In principle, Western nationalists should be indifferent maybe to Israel as well. Disengagement from Israel and from the Middle East should be the path forward: if Israel wants to commit suicide, or if it wants to set up a neo-Canaanite empire from the Nile to the Euphrates, let it do as it will. Let that region have its own history. But in practice we face severe opposition from Jewish organizations in the West and Jewish leadership in the West. It hardly matters to me if Israelis are “based nationalists” in their own country (they are not). Their cousins in the West, on who Hazony and Netanyahu could have some influence, are possibly the most effective anti-nationalist faction of any, phenomenally aggressive and very well organized. A confident American nationalism would demand that men like Hazony and his funders first of all solve this problem for America before they try to modulate America’s vision of itself or make demands regarding Israel’s international standing. There is already a war simmering between the Netanyahu faction and the Jewish left and financial diaspora, and this is good…we should encourage it. But where possible, in private, American patriots should lean on Hazony and especially his donors and handlers to call out, in public, and denounce and disavow the anti-nationalist Jewish leadership in America and Europe. And these must be called out as Jews, namely Hazony, his funders, and Netanyahu should openly say that these very destructive organizations and individuals are a shame to the Jewish nation and are disavowed, and call upon average Jews in the West to reject them.

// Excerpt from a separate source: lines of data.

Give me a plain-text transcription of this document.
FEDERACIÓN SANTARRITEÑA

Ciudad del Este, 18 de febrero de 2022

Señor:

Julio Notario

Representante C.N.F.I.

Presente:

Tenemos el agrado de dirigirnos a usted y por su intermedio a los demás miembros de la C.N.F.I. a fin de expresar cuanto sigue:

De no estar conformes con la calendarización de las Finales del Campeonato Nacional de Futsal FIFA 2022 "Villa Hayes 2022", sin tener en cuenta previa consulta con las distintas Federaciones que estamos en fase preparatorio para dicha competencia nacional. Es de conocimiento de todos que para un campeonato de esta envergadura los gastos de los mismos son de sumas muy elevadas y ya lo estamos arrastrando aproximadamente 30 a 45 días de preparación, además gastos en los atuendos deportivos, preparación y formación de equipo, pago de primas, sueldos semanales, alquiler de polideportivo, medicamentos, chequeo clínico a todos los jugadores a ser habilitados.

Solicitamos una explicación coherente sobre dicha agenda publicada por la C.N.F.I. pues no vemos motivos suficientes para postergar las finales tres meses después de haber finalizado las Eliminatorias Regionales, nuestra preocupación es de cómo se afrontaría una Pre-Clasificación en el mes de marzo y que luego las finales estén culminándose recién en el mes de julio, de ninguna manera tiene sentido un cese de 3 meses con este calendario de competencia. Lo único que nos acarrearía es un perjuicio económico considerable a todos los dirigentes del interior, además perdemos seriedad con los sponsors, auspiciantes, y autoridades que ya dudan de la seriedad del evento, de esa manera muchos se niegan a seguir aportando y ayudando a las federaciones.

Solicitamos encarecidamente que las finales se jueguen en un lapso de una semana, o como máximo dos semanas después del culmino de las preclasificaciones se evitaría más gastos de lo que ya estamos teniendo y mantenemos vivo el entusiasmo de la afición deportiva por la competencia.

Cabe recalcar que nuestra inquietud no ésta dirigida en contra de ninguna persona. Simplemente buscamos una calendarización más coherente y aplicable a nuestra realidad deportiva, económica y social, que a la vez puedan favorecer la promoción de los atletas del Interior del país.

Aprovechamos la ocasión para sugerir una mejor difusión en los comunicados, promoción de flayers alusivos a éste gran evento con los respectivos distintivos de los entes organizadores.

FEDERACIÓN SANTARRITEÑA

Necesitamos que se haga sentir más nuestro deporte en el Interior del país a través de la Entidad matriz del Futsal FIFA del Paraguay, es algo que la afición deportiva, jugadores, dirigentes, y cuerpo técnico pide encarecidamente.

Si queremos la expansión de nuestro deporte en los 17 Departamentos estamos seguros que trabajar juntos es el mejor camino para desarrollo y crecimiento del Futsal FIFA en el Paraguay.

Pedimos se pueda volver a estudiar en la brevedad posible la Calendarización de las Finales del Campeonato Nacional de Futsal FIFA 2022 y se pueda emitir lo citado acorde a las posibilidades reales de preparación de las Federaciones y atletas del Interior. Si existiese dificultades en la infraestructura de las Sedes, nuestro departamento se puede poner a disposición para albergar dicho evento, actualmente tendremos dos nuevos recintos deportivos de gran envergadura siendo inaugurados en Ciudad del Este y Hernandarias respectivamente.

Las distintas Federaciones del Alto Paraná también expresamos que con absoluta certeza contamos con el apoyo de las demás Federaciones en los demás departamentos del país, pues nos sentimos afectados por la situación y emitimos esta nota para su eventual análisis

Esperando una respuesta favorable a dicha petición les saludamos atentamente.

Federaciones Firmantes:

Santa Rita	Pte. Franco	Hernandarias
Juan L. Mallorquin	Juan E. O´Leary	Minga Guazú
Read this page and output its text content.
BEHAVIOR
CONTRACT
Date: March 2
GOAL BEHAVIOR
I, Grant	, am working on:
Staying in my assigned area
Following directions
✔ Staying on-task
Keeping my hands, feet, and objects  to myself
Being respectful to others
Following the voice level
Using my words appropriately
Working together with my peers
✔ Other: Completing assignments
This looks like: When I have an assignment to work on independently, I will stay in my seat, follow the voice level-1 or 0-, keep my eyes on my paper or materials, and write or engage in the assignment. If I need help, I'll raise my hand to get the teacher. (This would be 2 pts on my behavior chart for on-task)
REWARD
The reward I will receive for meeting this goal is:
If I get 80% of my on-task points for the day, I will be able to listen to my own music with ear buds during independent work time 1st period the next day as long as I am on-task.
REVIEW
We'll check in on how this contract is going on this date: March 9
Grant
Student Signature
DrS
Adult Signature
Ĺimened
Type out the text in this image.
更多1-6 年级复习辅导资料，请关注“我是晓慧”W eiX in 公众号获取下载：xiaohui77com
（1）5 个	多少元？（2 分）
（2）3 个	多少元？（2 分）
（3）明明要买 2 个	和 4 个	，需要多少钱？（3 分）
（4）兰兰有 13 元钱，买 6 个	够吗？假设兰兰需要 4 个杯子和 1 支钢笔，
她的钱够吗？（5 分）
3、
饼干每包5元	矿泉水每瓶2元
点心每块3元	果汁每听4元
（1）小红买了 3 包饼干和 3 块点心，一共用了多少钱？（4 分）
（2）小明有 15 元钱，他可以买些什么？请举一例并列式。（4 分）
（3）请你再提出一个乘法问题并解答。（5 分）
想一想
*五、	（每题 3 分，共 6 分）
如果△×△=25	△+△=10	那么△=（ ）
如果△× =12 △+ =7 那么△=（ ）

But in the end this whole debate…it’s also a matter of overkill. Hazony’s theory is convoluted overkill to avoid the obvious and although I went on some tangents here that I thought readers might find interesting, you don’t need to know about Biblical or Greek theories of state, nor about medieval history or the history of Israel, to confront the main problems facing Western nations at this moment. These are very clear and simple: mass migration, which is the signature matter; deindustrialization; and engagement in losing wars and interventions. Hazony & co.’s focus on “religious nationalism” is a nonsequitur in theory; and in practice, again, an evangelical-neocon coalition has already been attempted and, with Trump, has been rejected.

Solving these problems doesn’t require a return of “Biblical statehood.” Somehow secular Japan manages not to have these problems. I don’t see how a religious theory or indeed any kind of theory is necessary to simply stop doing idiotic and self-defeating things. You shouldn’t need to convert America to “traditional Tel Aviv Protestantism” or “CIA-edited Catholicism” to say, “We don’t want to admit a million Sudanese to groyp our daughters.” To the extent you need a religious belief, in such matters at least, it’s only to arrive at the opposite: cultists, for example, like David French have a Gnostic religious belief in antiracism and the justice of oligarch-funded Sudanese and Oaxacan rape…normal people don’t need religion one way or another to see that’s bad; you simply need to want to survive, and simply need to feel entitled to secure the means of your survival.